Melanie Jeske, also known as Melodie Michelberger, is a true woman of strength. The Hamburg native heads her own agency, MICHELBERGER PR, which is all about exciting fashion labels from Germany. In her spare time, she’s also an amazing mom and Instagram influencer. For some time now, Melodie has made the cause of women’s rights her own—a passion she has channelled into the website Trust the Girls, launched in September 2016.

On Instagram, you are known as Melodie Michelberger. How did you come by this name and what is behind the pseudonym?

When I spent a year abroad in the USA, they gave me the name Melodie. Later, I used it for my social media profiles. I never really identified with the name Melanie anyway. The name Michelberger is derived from the place where I live: in Hamburg next to the Michel church on a hill (and the German word for hill is Berg). It has now become my stage name, if you will.

What does the overall concept of Melodie Michelberger involve? Do you even see yourself that way?

I don’t see myself as an overall concept, no. I’m just myself. But I would hope that people know me best for my commitment to helping women. It’s something I put a lot of work into alongside my job and my role as a mother. If I can use that commitment to inspire people, especially women, then that’s great.

Mercedes-Benz in Hamburg

You have worked as a journalist and an editor, you’re a freelance PR consultant and a mother. How do you stay on top of everything? Is there any time left for yourself?

It’s a balancing act, and I’m not sure I always get the right balance. I’m often late and sometimes feel that I’m in the wrong place at the wrong time. But I’m working on it. I find it difficult to keep my career and private life separate from one another. When I have “Trust the Girls” meetings with my colleague Eva, and we talk about articles or organise events, I do that in my spare time. I would like that to change so that I have at least one thing that is pure recreation, such as yoga.

Combining a job with a family is still not an automatism, especially for women. Where do you think there is room for improvement?

Germany is still quite conservative. Marriages receive tax benefits, while single parents are taxed at full rate. The recognition of single parents should be greater in society as a whole. Many mothers feel that they are taken less seriously despite being looked at more critically. That means that they have to put in twice the effort at work, never report sick, and always arrive at the office on time or even before their starting time. That was what I found really tough.

Girls” for a while now. In 2016, you and some friends founded an online magazine of the same name. What is the idea behind it and which issues are particularly important to you?

I rediscovered the hashtag about three years ago.
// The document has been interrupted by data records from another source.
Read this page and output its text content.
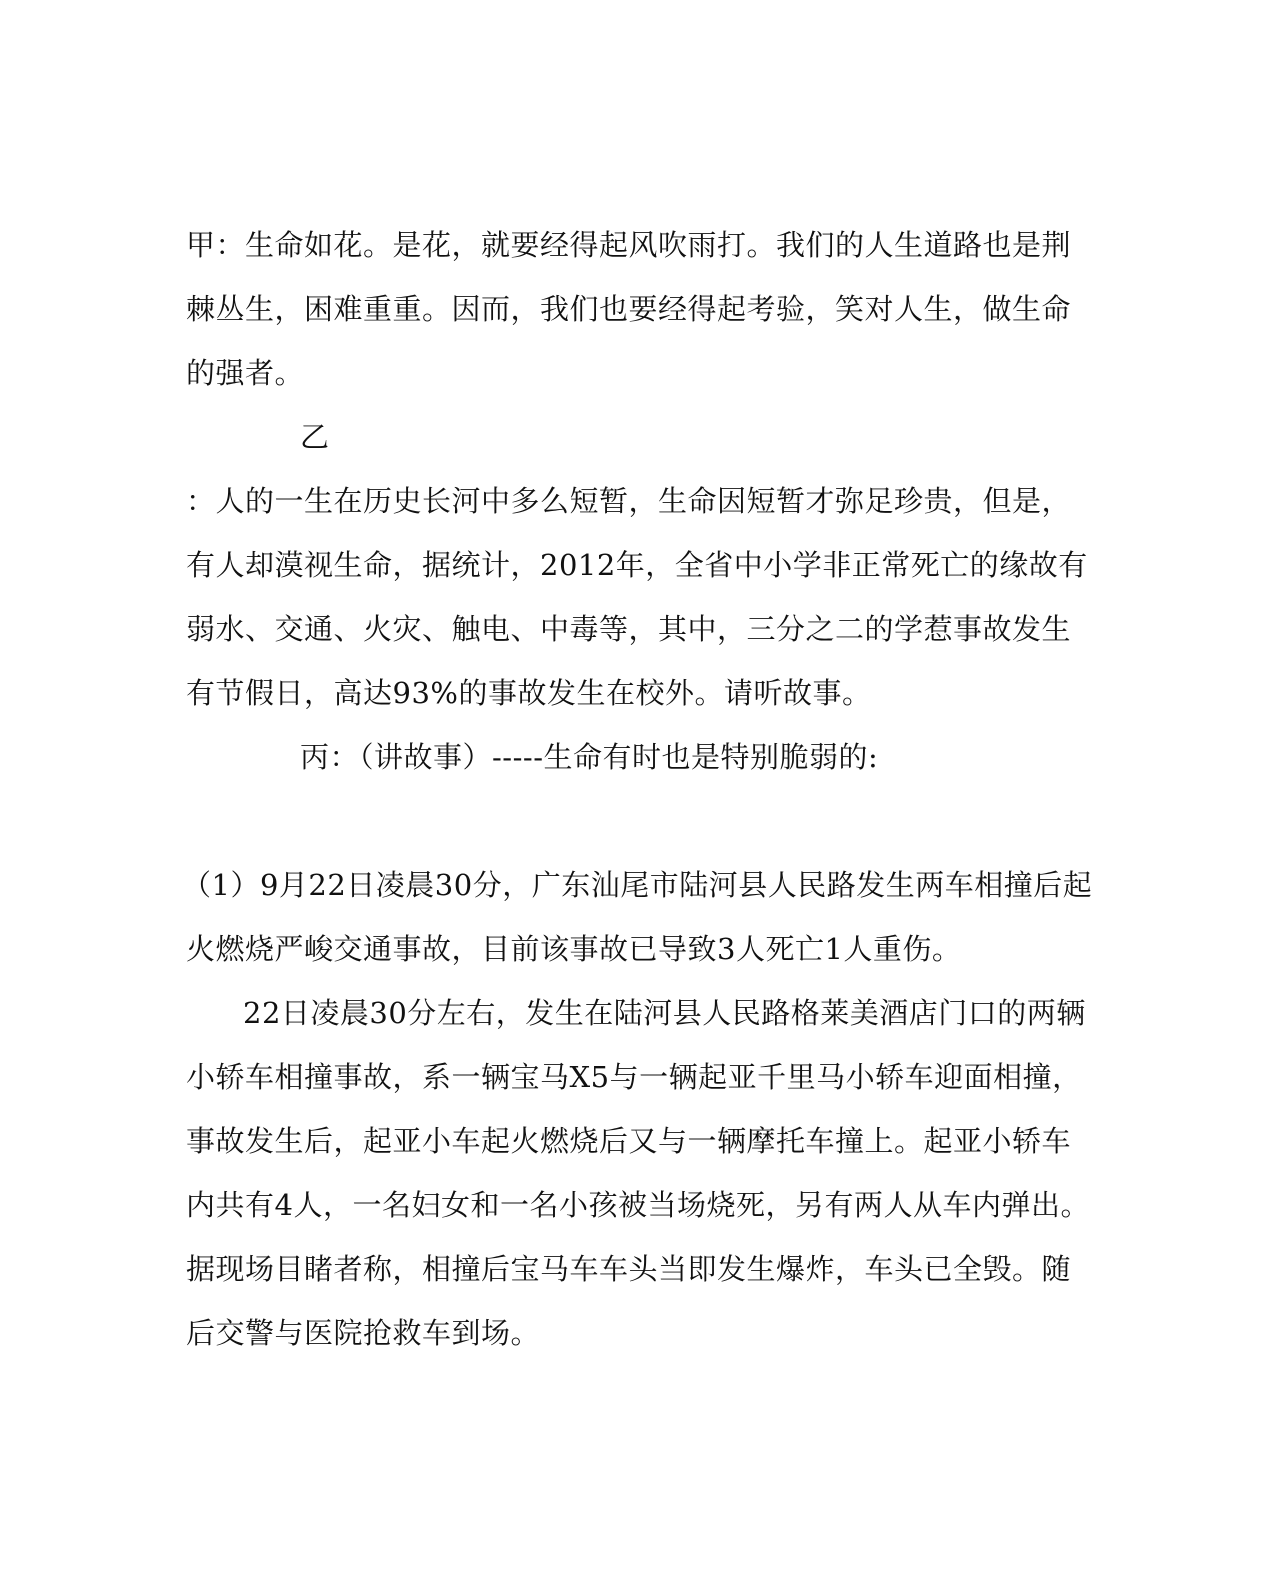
甲：生命如花。是花，就要经得起风吹雨打。我们的人生道路也是荆
棘丛生，困难重重。因而，我们也要经得起考验，笑对人生，做生命
的强者。
乙
：人的一生在历史长河中多么短暂，生命因短暂才弥足珍贵，但是，
有人却漠视生命，据统计，2012年，全省中小学非正常死亡的缘故有
弱水、交通、火灾、触电、中毒等，其中，三分之二的学惹事故发生
有节假日，高达93%的事故发生在校外。请听故事。
丙：（讲故事）-----生命有时也是特别脆弱的:
（1）9月22日凌晨30分，广东汕尾市陆河县人民路发生两车相撞后起
火燃烧严峻交通事故，目前该事故已导致3人死亡1人重伤。
22日凌晨30分左右，发生在陆河县人民路格莱美酒店门口的两辆
小轿车相撞事故，系一辆宝马X5与一辆起亚千里马小轿车迎面相撞，
事故发生后，起亚小车起火燃烧后又与一辆摩托车撞上。起亚小轿车
内共有4人，一名妇女和一名小孩被当场烧死，另有两人从车内弹出。
据现场目睹者称，相撞后宝马车车头当即发生爆炸，车头已全毁。随
后交警与医院抢救车到场。
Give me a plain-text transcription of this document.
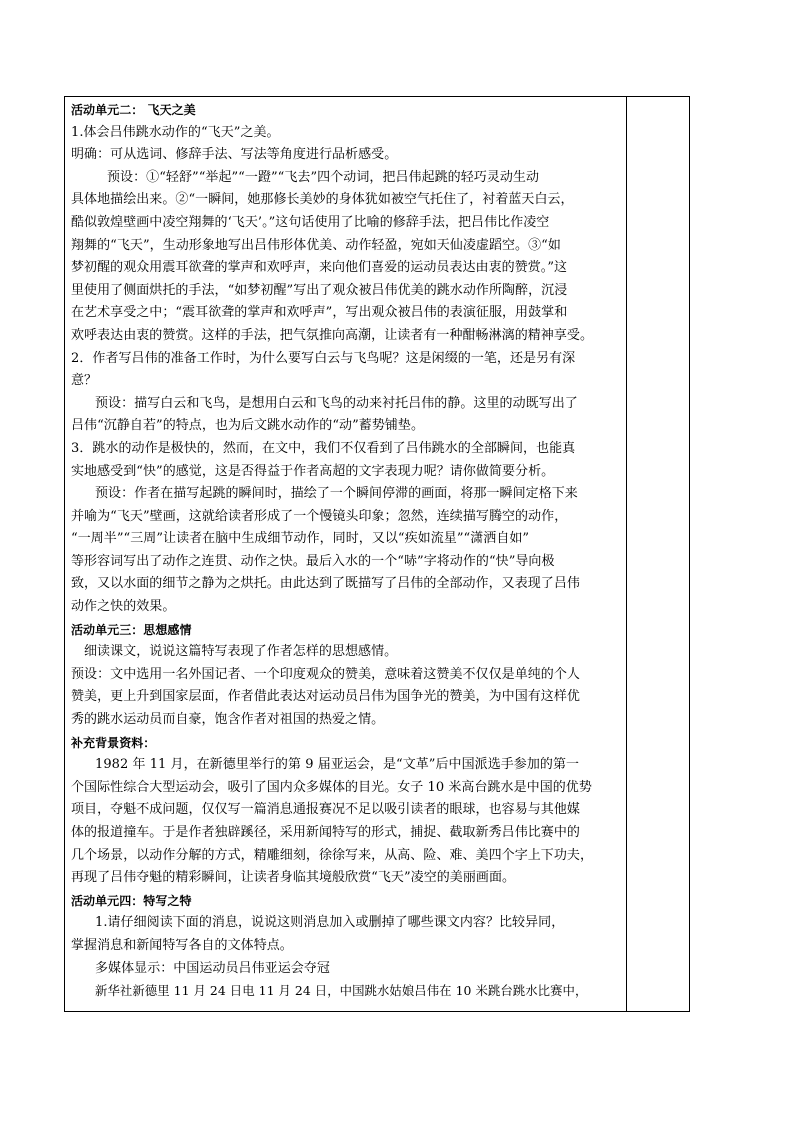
活动单元二： 飞天之美
1.体会吕伟跳水动作的“飞天”之美。
明确：可从选词、修辞手法、写法等角度进行品析感受。
预设：①“轻舒”“举起”“一蹬”“飞去”四个动词，把吕伟起跳的轻巧灵动生动
具体地描绘出来。②“一瞬间，她那修长美妙的身体犹如被空气托住了，衬着蓝天白云，
酷似敦煌壁画中凌空翔舞的‘飞天’。”这句话使用了比喻的修辞手法，把吕伟比作凌空
翔舞的“飞天”，生动形象地写出吕伟形体优美、动作轻盈，宛如天仙凌虚蹈空。③“如
梦初醒的观众用震耳欲聋的掌声和欢呼声，来向他们喜爱的运动员表达由衷的赞赏。”这
里使用了侧面烘托的手法，“如梦初醒”写出了观众被吕伟优美的跳水动作所陶醉，沉浸
在艺术享受之中；“震耳欲聋的掌声和欢呼声”，写出观众被吕伟的表演征服，用鼓掌和
欢呼表达由衷的赞赏。这样的手法，把气氛推向高潮，让读者有一种酣畅淋漓的精神享受。
2．作者写吕伟的准备工作时，为什么要写白云与飞鸟呢？这是闲缀的一笔，还是另有深
意？
预设：描写白云和飞鸟，是想用白云和飞鸟的动来衬托吕伟的静。这里的动既写出了
吕伟“沉静自若”的特点，也为后文跳水动作的“动”蓄势铺垫。
3．跳水的动作是极快的，然而，在文中，我们不仅看到了吕伟跳水的全部瞬间，也能真
实地感受到“快”的感觉，这是否得益于作者高超的文字表现力呢？请你做简要分析。
预设：作者在描写起跳的瞬间时，描绘了一个瞬间停滞的画面，将那一瞬间定格下来
并喻为“飞天”壁画，这就给读者形成了一个慢镜头印象；忽然，连续描写腾空的动作，
“一周半”“三周”让读者在脑中生成细节动作，同时，又以“疾如流星”“潇洒自如”
等形容词写出了动作之连贯、动作之快。最后入水的一个“哧”字将动作的“快”导向极
致，又以水面的细节之静为之烘托。由此达到了既描写了吕伟的全部动作，又表现了吕伟
动作之快的效果。
活动单元三：思想感情
细读课文，说说这篇特写表现了作者怎样的思想感情。
预设：文中选用一名外国记者、一个印度观众的赞美，意味着这赞美不仅仅是单纯的个人
赞美，更上升到国家层面，作者借此表达对运动员吕伟为国争光的赞美，为中国有这样优
秀的跳水运动员而自豪，饱含作者对祖国的热爱之情。
补充背景资料：
1982 年 11 月，在新德里举行的第 9 届亚运会，是“文革”后中国派选手参加的第一
个国际性综合大型运动会，吸引了国内众多媒体的目光。女子 10 米高台跳水是中国的优势
项目，夺魁不成问题，仅仅写一篇消息通报赛况不足以吸引读者的眼球，也容易与其他媒
体的报道撞车。于是作者独辟蹊径，采用新闻特写的形式，捕捉、截取新秀吕伟比赛中的
几个场景，以动作分解的方式，精雕细刻，徐徐写来，从高、险、难、美四个字上下功夫，
再现了吕伟夺魁的精彩瞬间，让读者身临其境般欣赏“飞天”凌空的美丽画面。
活动单元四：特写之特
1.请仔细阅读下面的消息，说说这则消息加入或删掉了哪些课文内容？比较异同，
掌握消息和新闻特写各自的文体特点。
多媒体显示：中国运动员吕伟亚运会夺冠
新华社新德里 11 月 24 日电 11 月 24 日，中国跳水姑娘吕伟在 10 米跳台跳水比赛中，
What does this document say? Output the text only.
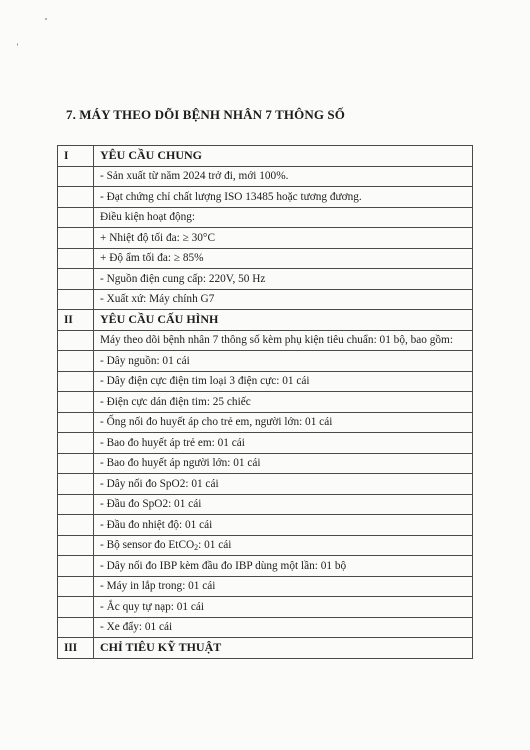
7. MÁY THEO DÕI BỆNH NHÂN 7 THÔNG SỐ
I	YÊU CẦU CHUNG
	- Sản xuất từ năm 2024 trở đi, mới 100%.
	- Đạt chứng chỉ chất lượng ISO 13485 hoặc tương đương.
	Điều kiện hoạt động:
	+ Nhiệt độ tối đa: ≥ 30°C
	+ Độ ẩm tối đa: ≥ 85%
	- Nguồn điện cung cấp: 220V, 50 Hz
	- Xuất xứ: Máy chính G7
II	YÊU CẦU CẤU HÌNH
	Máy theo dõi bệnh nhân 7 thông số kèm phụ kiện tiêu chuẩn: 01 bộ, bao gồm:
	- Dây nguồn: 01 cái
	- Dây điện cực điện tim loại 3 điện cực: 01 cái
	- Điện cực dán điện tim: 25 chiếc
	- Ống nối đo huyết áp cho trẻ em, người lớn: 01 cái
	- Bao đo huyết áp trẻ em: 01 cái
	- Bao đo huyết áp người lớn: 01 cái
	- Dây nối đo SpO2: 01 cái
	- Đầu đo SpO2: 01 cái
	- Đầu đo nhiệt độ: 01 cái
	- Bộ sensor đo EtCO2: 01 cái
	- Dây nối đo IBP kèm đầu đo IBP dùng một lần: 01 bộ
	- Máy in lắp trong: 01 cái
	- Ắc quy tự nạp: 01 cái
	- Xe đẩy: 01 cái
III	CHỈ TIÊU KỸ THUẬT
When I realised that other women were also concluding their posts with #trustthegirls, I felt the need to create something more out of that. I met Eva on Instagram. Together, we founded the site “Trust the Girls” in 2016 to provide a platform for feminist subjects. At the launch, we organised a discussion event and had around 500 people in attendance – far more than the 80 we had hoped for. Discrimination and sexism in daily life manifest themselves in different ways, and every woman experiences them differently. We want to give a voice to all those who can’t go out and demonstrate on the streets.

Is feminism celebrating a comeback at the moment?

Feminism has definitively come back to life. All over the world, women are demonstrating to express solidarity and support for one another. On the other hand, more and more commercial brands are now discovering feminism. That’s something I find troubling, in principle. When young girls buy a t-shirt with the caption “I’m a Feminist”, it can work as a kind of door opener. However, if these t-shirts retail for just three euros, how are the seamstresses supposed to support their families? I hope that women will see through that. The question remains as to how political content can be transported using commercial girl power. I’m looking forward to seeing how that plays out.

Melodie Michelberger with a Trust the Girls phonecase

What do you think about Mercedes-Benz specifically targeting women with She’s Mercedes? Why are initiatives like this important?

Cars are seen as the prerogative of men. Many female drivers still elicit a smile when they open the bonnet themselves to refill something or when they explain to a technician what is broken. That’s why it’s great that Mercedes-Benz is taking a stance and helping to give women a feeling of belonging.

In Hamburg, we drove around with a B 250 e. Is that the future of mobility?

It’s a complex subject, and some of the issues involved are still unresolved, of course. The life expectancy of the batteries needs to be improved, and if one plug doesn’t connect with another, that’s annoying. While we exploit natural reserves more and more extensively, the fight over market rights simmers on. It’s almost petty and short-sighted. In theory, we have enough renewable energies. Children grow up knowing this and often can’t understand why we as adults think in such retrogressive ways. But, thankfully, things are starting to move now—also at Mercedes-Benz. And it pleases me immensely!